First of all, I don’t speak Spanish (a fact that I am more than a
little embarrassed about, but it’s true).  But more than that, the kind
of medicine that I am familiar with and participate in here in the
States was not necessarily useful in this circumstance.  Here in
Austin, I work on a cardiology floor at Seton, where we take care of a
very specific and specialized kind of patient.  We do heart
catheterizations, EP studies and ablations, open heart surgeries,  and
even heart transplants (which we are very proud of!).  And my medical
knowledge is specific to these types of situations; it is even specific
to caring for these types of patients in the hospital setting.  So you
can imagine that in a primary care clinic in a culture which has very
basic medical needs, my medical knowledge doesn’t come in very handy. 

And for someone who went to nursing school for this very reason, it was
easy to get frustrated.  I actually became a nurse because I wanted to
have a very practical and basic skill that I could contribute in these
types of places and circumstances.  But instead of being useful, I
found myself not being much good to them at all.  I wanted to make
things better for these people.  I wanted to fix a very small part of
what I saw was wrong in their lives.  But I couldn’t.  I was so
"useless" in the clinic that I even spent two of our five working days
doing construction.  And I promise that I was even less useful wielding
a sledge hammer than sitting in on medical visits! 

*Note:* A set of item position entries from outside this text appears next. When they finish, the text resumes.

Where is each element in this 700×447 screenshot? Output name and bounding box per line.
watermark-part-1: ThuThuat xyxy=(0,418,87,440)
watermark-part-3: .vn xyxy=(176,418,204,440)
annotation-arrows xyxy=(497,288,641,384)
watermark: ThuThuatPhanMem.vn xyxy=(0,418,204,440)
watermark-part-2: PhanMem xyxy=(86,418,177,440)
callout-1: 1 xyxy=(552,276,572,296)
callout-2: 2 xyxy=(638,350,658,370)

But something very interesting happened the last day that we were in
Trujillo.  As we were preparing to leave, saying our goodbyes, one of
the nurse techs from the clinic, a beautiful, gracious woman named
Nila, came over to say thank you.  Nila and I had spent the week merely
smiling and giggling at each other because neither of us spoke the
other’s language.  Our very limited communication occurred either
through an interpreter or through our own "Spanglish" version of
charades.  And true to form, when Nila said her goodbye to me it was
not only in words spoken through an interpreter, but also in tears that
welled up in her eyes.  She said, "I don’t know why all of you came
here to Peru, why you came to Trujillo, but thank you.  Thank you."
For Nila it wasn’t so much what I or anyone else did (or didn’t do),
but simply that we were there. 

And as Nila’s sweet farewell took me aback, I realized that this was
not the first time that I had been thanked in a similar way.  This trip
was actually my third mission trip with All Saints; and I realized that
I was starting to recognize a pattern in Nila’s response to us.  The
people whom we have visited on our mission trips, whether close friends
like Karena Weichman and the McReynolds or "strangers" like Nila, don’t
really seem to care what it is that we do while we’re with them.

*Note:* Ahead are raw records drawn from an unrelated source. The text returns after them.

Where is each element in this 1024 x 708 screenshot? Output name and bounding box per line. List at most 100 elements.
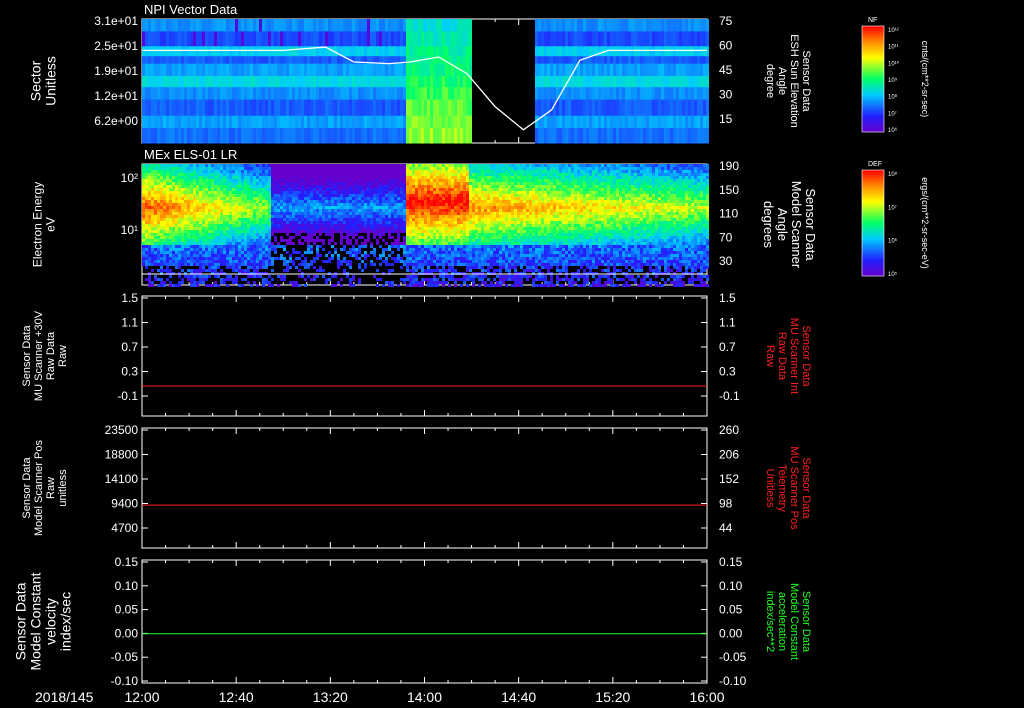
colorbar-tick-label: 10⁷ [888,110,897,117]
left-axis-label: Unitless [43,56,59,106]
colorbar-gradient [861,169,885,277]
colorbar-tick-label: 10⁶ [888,238,898,245]
left-axis-label: MU Scanner +30V [33,310,45,401]
date-label: 2018/145 [35,689,94,705]
colorbar-tick-label: 10¹² [888,28,899,34]
right-axis-label: Sensor Data [800,325,812,387]
right-axis-label: index/sec**2 [764,591,776,652]
right-tick-label: 150 [719,183,739,197]
colorbar-tick-label: 10⁹ [888,77,898,84]
panel-title: NPI Vector Data [144,2,238,17]
left-tick-label: -0.05 [111,650,139,664]
right-tick-label: 0.10 [719,579,743,593]
right-tick-label: 190 [719,159,739,173]
right-tick-label: 75 [719,14,733,28]
x-tick-label: 13:20 [313,689,348,705]
right-axis-label: Unitless [764,468,776,508]
colorbar-tick-label: 10⁵ [888,271,898,278]
npi-heatmap [142,19,709,144]
colorbar-2: DEF 10⁸ 10⁷ 10⁶ 10⁵ ergs/(cm**2-sr-sec-eV) [861,161,930,278]
right-axis-label: Model Scanner [789,181,804,269]
right-axis-label: Raw [764,345,776,367]
panel-frame [141,559,708,684]
right-axis-label: Model Constant [788,583,800,660]
left-axis-label: index/sec [58,592,74,651]
right-tick-label: 30 [719,88,733,102]
right-tick-label: -0.1 [719,389,740,403]
panel-frame [141,295,708,417]
right-tick-label: 98 [719,497,733,511]
left-tick-label: 10¹ [121,223,138,237]
left-axis-label: Raw Data [45,331,57,380]
colorbar-tick-label: 10⁶ [888,127,898,134]
left-tick-label: 2.5e+01 [94,39,138,53]
right-tick-label: 206 [719,448,739,462]
x-tick-label: 12:40 [219,689,254,705]
left-axis-label: velocity [43,598,59,645]
right-tick-label: 0.05 [719,603,743,617]
left-tick-label: -0.10 [111,674,139,688]
left-tick-label: 0.00 [115,626,139,640]
right-tick-label: 1.1 [719,316,736,330]
panel-5: 0.15 0.10 0.05 0.00 -0.05 -0.10 0.15 0.10 0.05 0.… [13,555,813,688]
left-tick-label: -0.1 [117,389,138,403]
left-tick-label: 4700 [111,521,138,535]
left-axis-label: Electron Energy [31,182,45,267]
right-axis-label: Angle [775,208,790,241]
right-tick-label: 0.15 [719,555,743,569]
left-tick-label: 0.10 [115,579,139,593]
right-tick-label: 44 [719,521,733,535]
left-axis-label: Sensor Data [21,325,33,387]
right-tick-label: 70 [719,230,733,244]
colorbar-tick-label: 10¹⁰ [888,60,900,67]
left-tick-label: 6.2e+00 [94,114,138,128]
right-tick-label: 110 [719,207,738,221]
left-axis-label: Sensor Data [13,582,29,660]
panel-3: 1.5 1.1 0.7 0.3 -0.1 1.5 1.1 0.7 0.3 -0.1 Sensor D… [21,291,812,417]
left-tick-label: 14100 [105,472,139,486]
colorbar-units: cnts/(cm**2-sr-sec) [920,41,930,118]
right-axis-label: Angle [776,67,788,95]
right-tick-label: 1.5 [719,291,736,305]
left-axis-label: unitless [57,469,69,507]
colorbar-1: NF 10¹² 10¹¹ 10¹⁰ 10⁹ 10⁸ 10⁷ 10⁶ cnts/(cm**2-sr… [861,17,930,134]
x-tick-label: 15:20 [595,689,630,705]
right-tick-label: 260 [719,423,739,437]
left-tick-label: 1.5 [121,291,138,305]
right-tick-label: 0.7 [719,340,736,354]
right-axis-label: MU Scanner Pos [788,446,800,530]
els-heatmap [142,164,709,287]
colorbar-tick-label: 10⁸ [888,94,898,101]
colorbar-tick-label: 10⁸ [888,171,898,178]
x-tick-label: 16:00 [689,689,724,705]
colorbar-tick-label: 10⁷ [888,204,897,211]
right-tick-label: 152 [719,472,739,486]
right-axis-label: MU Scanner Int [788,318,800,394]
left-tick-label: 9400 [111,497,138,511]
left-tick-label: 18800 [105,448,139,462]
right-tick-label: 60 [719,39,733,53]
panel-frame [141,427,708,549]
right-axis-label: Raw Data [776,332,788,381]
left-axis-label: Raw [57,345,69,367]
right-tick-label: 0.3 [719,365,736,379]
colorbar-code: DEF [868,161,882,168]
x-tick-label: 12:00 [124,689,159,705]
right-tick-label: -0.05 [719,650,747,664]
right-axis-label: Sensor Data [800,591,812,653]
colorbar-code: NF [868,17,877,24]
plot-canvas: NPI Vector Data 3.1e+01 2.5e+01 1.9e+01 1.2e… [13,2,931,705]
right-tick-label: -0.10 [719,674,747,688]
right-tick-label: 0.00 [719,626,743,640]
left-tick-label: 1.1 [121,316,138,330]
left-axis-label: Sector [28,60,44,101]
x-tick-label: 14:00 [407,689,442,705]
left-axis-label: Raw [45,477,57,499]
colorbar-units: ergs/(cm**2-sr-sec-eV) [920,177,930,269]
left-tick-label: 0.05 [115,603,139,617]
left-axis-label: Model Scanner Pos [33,440,45,536]
right-axis-label: degree [764,64,776,98]
x-tick-label: 14:40 [501,689,536,705]
left-axis-label: Model Constant [28,572,44,670]
left-tick-label: 1.2e+01 [94,89,138,103]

Indeed, in many instances (like my "work" with the sledge hammer),
there are others who can do the same work much faster and with much
more skill.  What they do all seem to care about is that we came.  It
is our very presence that "does some good". 

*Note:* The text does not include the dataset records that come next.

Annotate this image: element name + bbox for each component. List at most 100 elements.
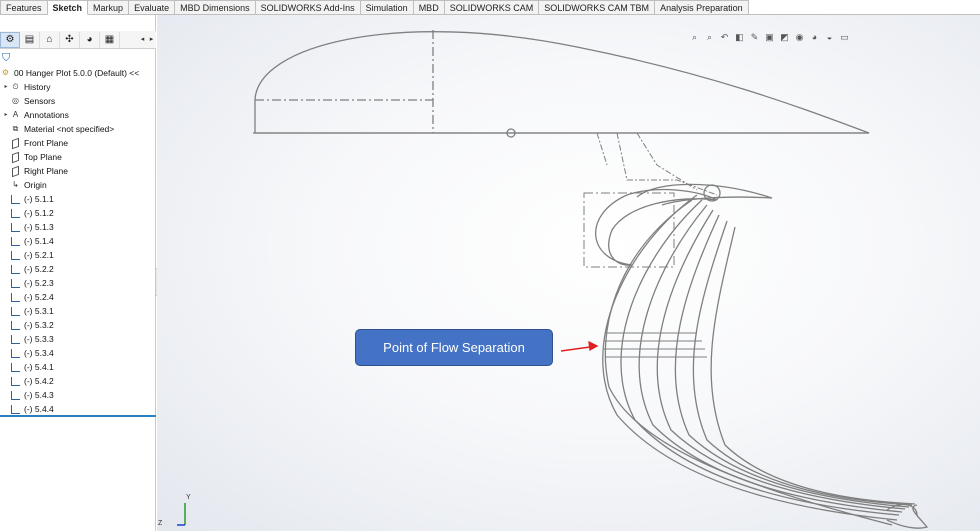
property-manager-icon[interactable]: ▤	[20, 31, 40, 48]
tree-item[interactable]: (-) 5.2.2	[0, 262, 156, 276]
dimxpert-icon[interactable]: ✣	[60, 31, 80, 48]
filter-icon[interactable]: ⛉	[2, 52, 10, 65]
tree-item-label: (-) 5.2.2	[24, 264, 54, 274]
zoom-to-fit-icon[interactable]: ⌕	[689, 32, 700, 43]
tree-item[interactable]: (-) 5.4.2	[0, 374, 156, 388]
tree-item[interactable]: (-) 5.1.1	[0, 192, 156, 206]
tab-features[interactable]: Features	[0, 0, 48, 15]
tree-item-label: Origin	[24, 180, 47, 190]
tab-solidworks-add-ins[interactable]: SOLIDWORKS Add-Ins	[255, 0, 361, 15]
tree-item-label: Front Plane	[24, 138, 68, 148]
tab-sketch[interactable]: Sketch	[47, 0, 89, 15]
heads-up-toolbar: ⌕ ⌕ ↶ ◧ ✎ ▣ ◩ ◉ ◕ ◒ ▭	[689, 32, 850, 43]
history-icon: ⏲	[12, 82, 19, 91]
sketch-icon	[10, 348, 21, 359]
scroll-right-icon[interactable]: ▸	[147, 32, 156, 48]
view-settings-icon[interactable]: ▭	[839, 32, 850, 43]
tree-item[interactable]: (-) 5.2.4	[0, 290, 156, 304]
blade-5	[674, 214, 910, 508]
tree-item[interactable]: ↳ Origin	[0, 178, 156, 192]
tree-item[interactable]: (-) 5.3.3	[0, 332, 156, 346]
sketch-icon	[10, 264, 21, 275]
tree-item[interactable]: (-) 5.3.4	[0, 346, 156, 360]
zoom-area-icon[interactable]: ⌕	[704, 32, 715, 43]
hide-show-icon[interactable]: ◉	[794, 32, 805, 43]
sketch-icon	[10, 404, 21, 415]
plane-icon	[10, 137, 21, 149]
rollback-bar[interactable]	[0, 415, 156, 417]
tree-item-label: Annotations	[24, 110, 69, 120]
tree-item[interactable]: (-) 5.4.4	[0, 402, 156, 416]
sketch-icon	[10, 278, 21, 289]
sketch-icon	[10, 390, 21, 401]
graphics-area[interactable]: ⌕ ⌕ ↶ ◧ ✎ ▣ ◩ ◉ ◕ ◒ ▭ Point of Flow Sepa…	[157, 15, 980, 531]
dynamic-annotation-icon[interactable]: ✎	[749, 32, 760, 43]
section-view-icon[interactable]: ◧	[734, 32, 745, 43]
tree-item[interactable]: ⧉ Material <not specified>	[0, 122, 156, 136]
material-icon: ⧉	[12, 124, 19, 133]
tab-markup[interactable]: Markup	[88, 0, 130, 15]
sketch-icon	[10, 292, 21, 303]
tree-item[interactable]: (-) 5.1.2	[0, 206, 156, 220]
annotations-icon: A	[12, 110, 19, 119]
tree-item-label: (-) 5.2.4	[24, 292, 54, 302]
expand-arrow-icon[interactable]: ▸	[2, 80, 10, 94]
sketch-icon	[10, 306, 21, 317]
sketch-icon	[10, 376, 21, 387]
view-triad	[177, 503, 186, 526]
view-orientation-icon[interactable]: ▣	[764, 32, 775, 43]
tab-solidworks-cam-tbm[interactable]: SOLIDWORKS CAM TBM	[539, 0, 656, 15]
sketch-icon	[10, 236, 21, 247]
tree-item[interactable]: ▸ A Annotations	[0, 108, 156, 122]
scroll-left-icon[interactable]: ◂	[138, 32, 147, 48]
feature-tree: ⚙ 00 Hanger Plot 5.0.0 (Default) << ▸ ⏲ Hist…	[0, 66, 156, 416]
cam-icon[interactable]: ▦	[100, 31, 120, 48]
tab-analysis-preparation[interactable]: Analysis Preparation	[655, 0, 749, 15]
tree-item-label: (-) 5.4.1	[24, 362, 54, 372]
tree-item[interactable]: Top Plane	[0, 150, 156, 164]
scene-icon[interactable]: ◒	[824, 32, 835, 43]
sketch-geometry	[177, 30, 929, 529]
tree-item[interactable]: ▸ ⏲ History	[0, 80, 156, 94]
tree-item-label: (-) 5.3.3	[24, 334, 54, 344]
expand-arrow-icon[interactable]: ▸	[2, 108, 10, 122]
tab-mbd-dimensions[interactable]: MBD Dimensions	[175, 0, 256, 15]
tree-item[interactable]: (-) 5.1.3	[0, 220, 156, 234]
display-style-icon[interactable]: ◩	[779, 32, 790, 43]
plane-icon	[10, 151, 21, 163]
configuration-manager-icon[interactable]: ⌂	[40, 31, 60, 48]
tree-item-label: (-) 5.1.4	[24, 236, 54, 246]
tree-item[interactable]: ⚙ 00 Hanger Plot 5.0.0 (Default) <<	[0, 66, 156, 80]
tree-item[interactable]: (-) 5.4.3	[0, 388, 156, 402]
sketch-icon	[10, 250, 21, 261]
flow-separation-callout: Point of Flow Separation	[355, 329, 553, 366]
tree-item-label: (-) 5.2.1	[24, 250, 54, 260]
tree-item[interactable]: Right Plane	[0, 164, 156, 178]
sketch-icon	[10, 334, 21, 345]
tab-evaluate[interactable]: Evaluate	[129, 0, 176, 15]
sensors-icon: ◎	[12, 96, 19, 105]
feature-manager-panel: ⚙ ▤ ⌂ ✣ ◕ ▦ ◂ ▸ ⛉ ⚙ 00 Hanger Plot 5.0.0 (Defa…	[0, 15, 156, 531]
tree-item[interactable]: (-) 5.3.2	[0, 318, 156, 332]
tab-solidworks-cam[interactable]: SOLIDWORKS CAM	[444, 0, 540, 15]
tree-item[interactable]: (-) 5.2.3	[0, 276, 156, 290]
tree-item[interactable]: (-) 5.3.1	[0, 304, 156, 318]
tree-item-label: (-) 5.2.3	[24, 278, 54, 288]
panel-toolbar: ⚙ ▤ ⌂ ✣ ◕ ▦ ◂ ▸	[0, 31, 156, 49]
tab-mbd[interactable]: MBD	[413, 0, 445, 15]
tree-item-label: 00 Hanger Plot 5.0.0 (Default) <<	[14, 68, 140, 78]
tab-simulation[interactable]: Simulation	[360, 0, 414, 15]
tree-item[interactable]: (-) 5.4.1	[0, 360, 156, 374]
tree-item-label: Top Plane	[24, 152, 62, 162]
feature-manager-icon[interactable]: ⚙	[0, 31, 20, 48]
tree-item-label: (-) 5.4.4	[24, 404, 54, 414]
display-manager-icon[interactable]: ◕	[80, 31, 100, 48]
tree-item[interactable]: (-) 5.1.4	[0, 234, 156, 248]
tree-item[interactable]: Front Plane	[0, 136, 156, 150]
tree-item-label: Right Plane	[24, 166, 68, 176]
previous-view-icon[interactable]: ↶	[719, 32, 730, 43]
tree-item[interactable]: (-) 5.2.1	[0, 248, 156, 262]
tree-item[interactable]: ◎ Sensors	[0, 94, 156, 108]
tree-item-label: Material <not specified>	[24, 124, 115, 134]
appearance-icon[interactable]: ◕	[809, 32, 820, 43]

In fact, isn’t this one of the basic elements of our Christian story,
that Christ left the comfort and bounty of heaven to dwell in our
impoverished and broken world?  It is good to be reminded of this.  And
it’s even good to be reminded that the Lord could do His work much
faster and more skillfully without me, but in His grace He allows me to
participate!  It’s good to be reminded that God’s love for me is not
dependent upon my usefulness.  And it’s good to be reminded that God is
at work in the world not only through us, but sometimes in spite of
us.  Ultimately, it was good for me to be reminded that the "good" that
I do for others is not really about me at all, but about God making
Himself known through me.  That is the "good" we can do on short term
mission trips.  And that is the "good" we can do in the Christian life.